DATE: Wednesday, April 24, 1996              TAG: 9604240031
SECTION: CURRENT                  PAGE: NRV-10 EDITION: NEW RIVER VALLEY 
DATELINE: CHRISTIANSBURG
SOURCE: KATHY LOAN STAFF WRITER 


BOARD TO PROBE PARK'S FUTURE

Economic development and the future of Falling Branch Industrial Park will be the focus of two closed-door sessions Montgomery County boards will hold today.

The Montgomery Regional Economic Development Commission will meet at 11:30 a.m. with two state officials. The county's Industrial Development Authority has been invited to attend.

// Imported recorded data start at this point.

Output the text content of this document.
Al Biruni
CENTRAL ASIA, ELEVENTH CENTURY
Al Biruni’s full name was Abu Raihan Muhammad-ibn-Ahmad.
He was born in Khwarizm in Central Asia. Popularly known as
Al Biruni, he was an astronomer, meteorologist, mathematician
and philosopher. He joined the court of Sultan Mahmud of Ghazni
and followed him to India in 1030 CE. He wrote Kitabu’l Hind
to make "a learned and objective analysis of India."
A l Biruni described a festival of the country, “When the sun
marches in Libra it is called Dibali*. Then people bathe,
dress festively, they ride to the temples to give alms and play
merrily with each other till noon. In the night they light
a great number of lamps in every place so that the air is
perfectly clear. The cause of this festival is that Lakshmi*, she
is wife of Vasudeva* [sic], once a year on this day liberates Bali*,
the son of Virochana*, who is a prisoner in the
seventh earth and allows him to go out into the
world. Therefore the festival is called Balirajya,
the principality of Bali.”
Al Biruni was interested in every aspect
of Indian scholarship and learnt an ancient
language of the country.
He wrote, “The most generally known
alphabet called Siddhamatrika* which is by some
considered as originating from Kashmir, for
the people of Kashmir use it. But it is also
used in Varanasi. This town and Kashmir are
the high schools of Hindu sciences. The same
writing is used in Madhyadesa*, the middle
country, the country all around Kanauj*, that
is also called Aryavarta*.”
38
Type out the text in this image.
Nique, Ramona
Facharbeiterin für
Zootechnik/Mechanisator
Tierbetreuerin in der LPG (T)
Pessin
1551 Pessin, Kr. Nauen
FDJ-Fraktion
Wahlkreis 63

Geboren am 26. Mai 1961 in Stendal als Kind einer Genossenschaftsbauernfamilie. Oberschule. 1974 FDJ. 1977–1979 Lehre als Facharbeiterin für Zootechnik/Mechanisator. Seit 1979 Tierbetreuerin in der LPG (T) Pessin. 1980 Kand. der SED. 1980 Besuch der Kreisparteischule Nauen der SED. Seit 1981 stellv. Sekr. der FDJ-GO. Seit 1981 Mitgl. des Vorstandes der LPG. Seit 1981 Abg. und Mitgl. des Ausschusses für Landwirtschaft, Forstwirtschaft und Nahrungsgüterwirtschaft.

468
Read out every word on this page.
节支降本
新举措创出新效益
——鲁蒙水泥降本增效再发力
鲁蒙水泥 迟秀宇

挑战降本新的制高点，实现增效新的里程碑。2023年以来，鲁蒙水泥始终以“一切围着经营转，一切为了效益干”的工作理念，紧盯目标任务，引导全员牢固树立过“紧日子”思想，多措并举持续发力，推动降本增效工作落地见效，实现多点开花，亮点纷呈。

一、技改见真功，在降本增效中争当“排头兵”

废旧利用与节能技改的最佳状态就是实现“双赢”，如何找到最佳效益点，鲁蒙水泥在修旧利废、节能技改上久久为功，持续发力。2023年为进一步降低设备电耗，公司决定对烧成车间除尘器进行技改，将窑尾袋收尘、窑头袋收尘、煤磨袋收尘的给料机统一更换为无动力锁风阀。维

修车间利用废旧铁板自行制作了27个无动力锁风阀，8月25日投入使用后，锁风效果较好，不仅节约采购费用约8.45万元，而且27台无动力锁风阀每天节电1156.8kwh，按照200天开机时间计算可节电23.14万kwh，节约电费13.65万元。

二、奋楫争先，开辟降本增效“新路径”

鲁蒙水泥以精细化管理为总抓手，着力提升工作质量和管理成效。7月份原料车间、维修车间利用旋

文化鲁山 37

Dennis Gabriel, the state economic development department's project manager, and Rob McClintock, manager of sites and buildings, will give a presentation on creative sources of financing for industrial projects.

The meeting will be held at the Garvin Innovation Center at Virginia Tech's Corporate Research Center

McClintock and Gabriel will meet with the county Board of Supervisors at 7 p.m. for an executive session at the Montgomery-Floyd Regional Library headquarters on Sheltman Street.

Before entering executive session, Don Moore, the county's economic development director, will give a history of the 165-acre Falling Branch industrial park in Christiansburg.

Henry Jablonski, chairman of the Board of Supervisors, said McClintock and Gabriel "have advice to offer in regard to what the county should consider in regard to economic development."

Jablonski said the discussion also will include "other land also available in various areas of the county."

Three years after the county launched an effort to create a state-of-the-art industrial park to bring new high-tech jobs to the New River Valley, its Falling Branch Industrial Park remains untouched, rolling pasture beside Interstate 81 in Christiansburg. That cost the county recently when R.R. Donnelley & Sons Co., a Chicago printing company, decided to locate a new plant and 175 jobs in Roanoke County. Donnelley gave Montgomery County a serious look but was dissuaded by the lack of infrastructure - roads, grading, water and sewer lines - at Falling Branch.